The novel is told mainly from the perspective of twelve-year-old Noah “Bird” Gardner, whose Chinese American mother left him and his father three years earlier for their safety after she unwittingly gets caught up in the anti-PACT resistance. Bird lives a lonely life. He is bullied at school because of his Asian features; his only friend, a Black girl who was taken away from her dissident parents, has run away so that she can find them. His father loves him and takes care of him, but he refuses to talk about Bird’s mother, or about much at all.
One day, Bird receives a letter in the mail which contains a piece of paper covered in drawings of cats. Bird immediately recognizes that this letter was sent by his mother, and receiving it sends him on a quest to find her.

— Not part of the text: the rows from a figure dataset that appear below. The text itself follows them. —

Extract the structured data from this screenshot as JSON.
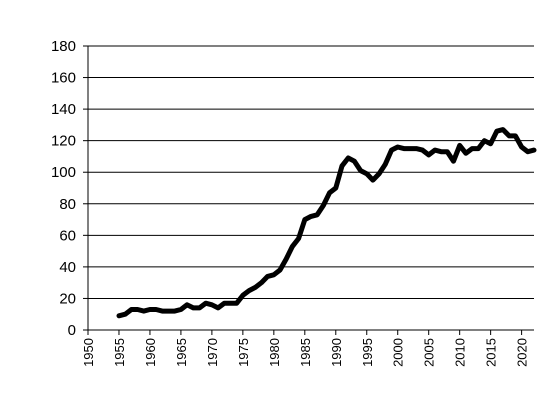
{
  "chart_data": {
    "type": "line",
    "title": "",
    "xlabel": "",
    "ylabel": "",
    "xlim": [
      1950,
      2022
    ],
    "ylim": [
      0,
      180
    ],
    "yticks": [
      0,
      20,
      40,
      60,
      80,
      100,
      120,
      140,
      160,
      180
    ],
    "xticks": [
      1950,
      1955,
      1960,
      1965,
      1970,
      1975,
      1980,
      1985,
      1990,
      1995,
      2000,
      2005,
      2010,
      2015,
      2020
    ],
    "grid": "horizontal",
    "legend": "none",
    "line_color": "#000000",
    "series": [
      {
        "x": [
          1955,
          1956,
          1957,
          1958,
          1959,
          1960,
          1961,
          1962,
          1963,
          1964,
          1965,
          1966,
          1967,
          1968,
          1969,
          1970,
          1971,
          1972,
          1973,
          1974,
          1975,
          1976,
          1977,
          1978,
          1979,
          1980,
          1981,
          1982,
          1983,
          1984,
          1985,
          1986,
          1987,
          1988,
          1989,
          1990,
          1991,
          1992,
          1993,
          1994,
          1995,
          1996,
          1997,
          1998,
          1999,
          2000,
          2001,
          2002,
          2003,
          2004,
          2005,
          2006,
          2007,
          2008,
          2009,
          2010,
          2011,
          2012,
          2013,
          2014,
          2015,
          2016,
          2017,
          2018,
          2019,
          2020,
          2021,
          2022
        ],
        "values": [
          9,
          10,
          13,
          13,
          12,
          13,
          13,
          12,
          12,
          12,
          13,
          16,
          14,
          14,
          17,
          16,
          14,
          17,
          17,
          17,
          22,
          25,
          27,
          30,
          34,
          35,
          38,
          45,
          53,
          58,
          70,
          72,
          73,
          79,
          87,
          90,
          104,
          109,
          107,
          101,
          99,
          95,
          99,
          105,
          114,
          116,
          115,
          115,
          115,
          114,
          111,
          114,
          113,
          113,
          107,
          117,
          112,
          115,
          115,
          120,
          118,
          126,
          127,
          123,
          123,
          116,
          113,
          114
        ]
      }
    ]
  }
}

He travels from his home in Cambridge, Massachusetts to New York and along the way meets people who are quietly working against the government, a reminder that no matter how brutal the government, no matter how most people seem to turn a blind eye to injustice, there will always be people out there who are capable of empathy and who resist and fight for a better future for everyone.
Our Missing Hearts tells a bleak story, but Ng tells it so beautifully and imbues so much hope into the novel, that I felt hopeful while reading it, despite the uncertainty of its ending and the uncertainty of the times that we currently live in. It may not be my favourite book of the year (so far that honour goes to Emily St. John Mandel’s Sea of Tranquility) but it definitely makes the short list. I am so glad that I decided to read it, and I think that you should read it too.